W trzeciej klasie gimnazjum
znalazłem w domu i przeczytałem z ciekawości antologię wierszy
sowieckiego poety i komunisty, Aleksandra Twardowskiego (1910 –
1971). Pisał min. o najeździe Sowietów na Finlandię w latach 1939
– 1040 (wojna karelska, zwana też wojną zimową) i wojnie z
Niemcami z lat 1941 – 1945 (tzw. ,,wielka
wojna ojczyźniana’’).
Twardowski
napisał również poemat o chłopie Mugorku, który wyruszył w
świat na poszukiwanie rajskiej krainy, zwanej Murawią, zaś
zwieńczeniem jego marzeń miały być kołchozy. W 2005 r. imię
Mugorek nadałem staremu Lynxowi, uczestniczącemu w powstaniu
Gerlacha przeciwko Żbiczanom, który również wierzył w Murawię,
jako wymarzony azyl dla zbuntowanych niewolników (odsyłam do
dostępnego na tym blogu opowiadania ,,Gerlach’’
ze zbioru ,,Legenda’’).
Ktoś
mógłby zapytać, jak to możliwe, że taki zoologiczny
antykomunista jak ja, mógł zainspirować się utworem komucha?

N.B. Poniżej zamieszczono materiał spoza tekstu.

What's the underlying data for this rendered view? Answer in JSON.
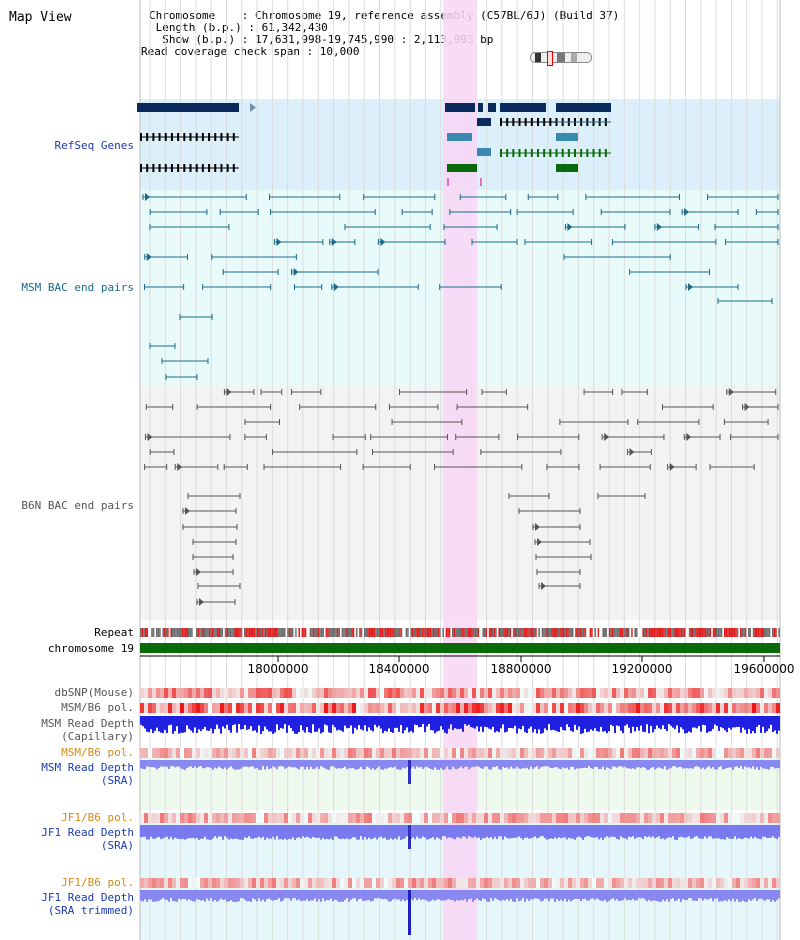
{
  "header": {
    "title": "Map View",
    "chromosome_line": "Chromosome    : Chromosome 19, reference assembly (C57BL/6J) (Build 37)",
    "length_line": " Length (b.p.) : 61,342,430",
    "show_line": "  Show (b.p.) : 17,631,998-19,745,990 : 2,113,993 bp",
    "coverage_line": "Read coverage check span : 10,000"
  },
  "tracks": {
    "refseq": "RefSeq Genes",
    "msm_bac": "MSM BAC end pairs",
    "b6n_bac": "B6N BAC end pairs",
    "repeat": "Repeat",
    "chromosome": "chromosome 19",
    "dbsnp": "dbSNP(Mouse)",
    "msm_b6_pol_1": "MSM/B6 pol.",
    "msm_depth_cap_1": "MSM Read Depth",
    "msm_depth_cap_2": "(Capillary)",
    "msm_b6_pol_2": "MSM/B6 pol.",
    "msm_depth_sra_1": "MSM Read Depth",
    "msm_depth_sra_2": "(SRA)",
    "jf1_b6_pol_1": "JF1/B6 pol.",
    "jf1_depth_sra_1": "JF1 Read Depth",
    "jf1_depth_sra_2": "(SRA)",
    "jf1_b6_pol_2": "JF1/B6 pol.",
    "jf1_depth_trim_1": "JF1 Read Depth",
    "jf1_depth_trim_2": "(SRA trimmed)"
  },
  "axis": {
    "ticks": [
      "18000000",
      "18400000",
      "18800000",
      "19200000",
      "19600000"
    ]
  },
  "colors": {
    "refseq_bg": "#dbf0fa",
    "msm_bg": "#e8fafa",
    "b6n_bg": "#f3f3f6",
    "highlight": "#f8d6f4",
    "gene_dark": "#0a2a5e",
    "gene_teal": "#3a8ab0",
    "gene_green": "#0a6a0a",
    "msm_line": "#1a6a8a",
    "b6n_line": "#555555",
    "chrom_bar": "#0a6a0a",
    "label_blue": "#1a3ab0",
    "label_teal": "#1a6a8a",
    "label_orange": "#d88a10",
    "label_gray": "#555555"
  }
}
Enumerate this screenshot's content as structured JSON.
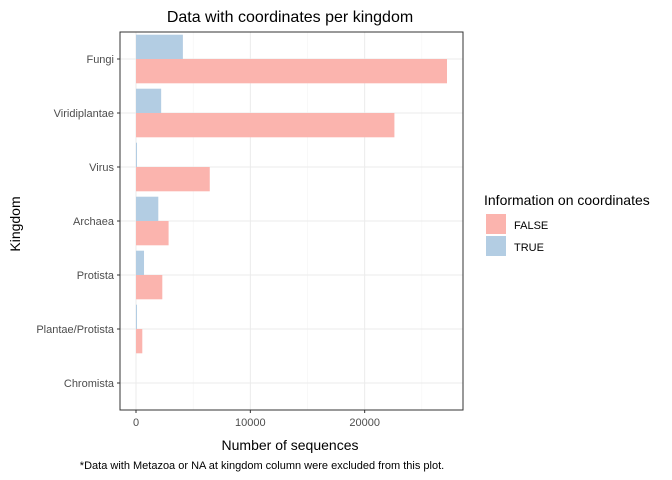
{
  "chart_data": {
    "type": "bar",
    "orientation": "horizontal",
    "title": "Data with coordinates per kingdom",
    "xlabel": "Number of sequences",
    "ylabel": "Kingdom",
    "caption": "*Data with Metazoa or NA at kingdom column were excluded from this plot.",
    "categories": [
      "Fungi",
      "Viridiplantae",
      "Virus",
      "Archaea",
      "Protista",
      "Plantae/Protista",
      "Chromista"
    ],
    "series": [
      {
        "name": "FALSE",
        "color": "#fbb4ae",
        "values": [
          27200,
          22600,
          6450,
          2850,
          2300,
          550,
          0
        ]
      },
      {
        "name": "TRUE",
        "color": "#b3cde3",
        "values": [
          4100,
          2200,
          80,
          1950,
          700,
          60,
          0
        ]
      }
    ],
    "xticks": [
      0,
      10000,
      20000
    ],
    "xtick_labels": [
      "0",
      "10000",
      "20000"
    ],
    "xlim": [
      -1400,
      28600
    ],
    "grid": true,
    "legend": {
      "title": "Information on coordinates",
      "position": "right"
    }
  }
}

Jako
odpowiedź przytoczę sentencję znalezioną na jezuickiej stronie
,,Chwila
na...’’:
,,Mądry
człowiek potrafi uczyć się nawet od głupca. Głupiec nie uczy się
od nikogo. Nawet od mędrca’’.
Zgadzam się z podsumowaniem. Podobna myśl jest i nawet w Księdze Przysłów.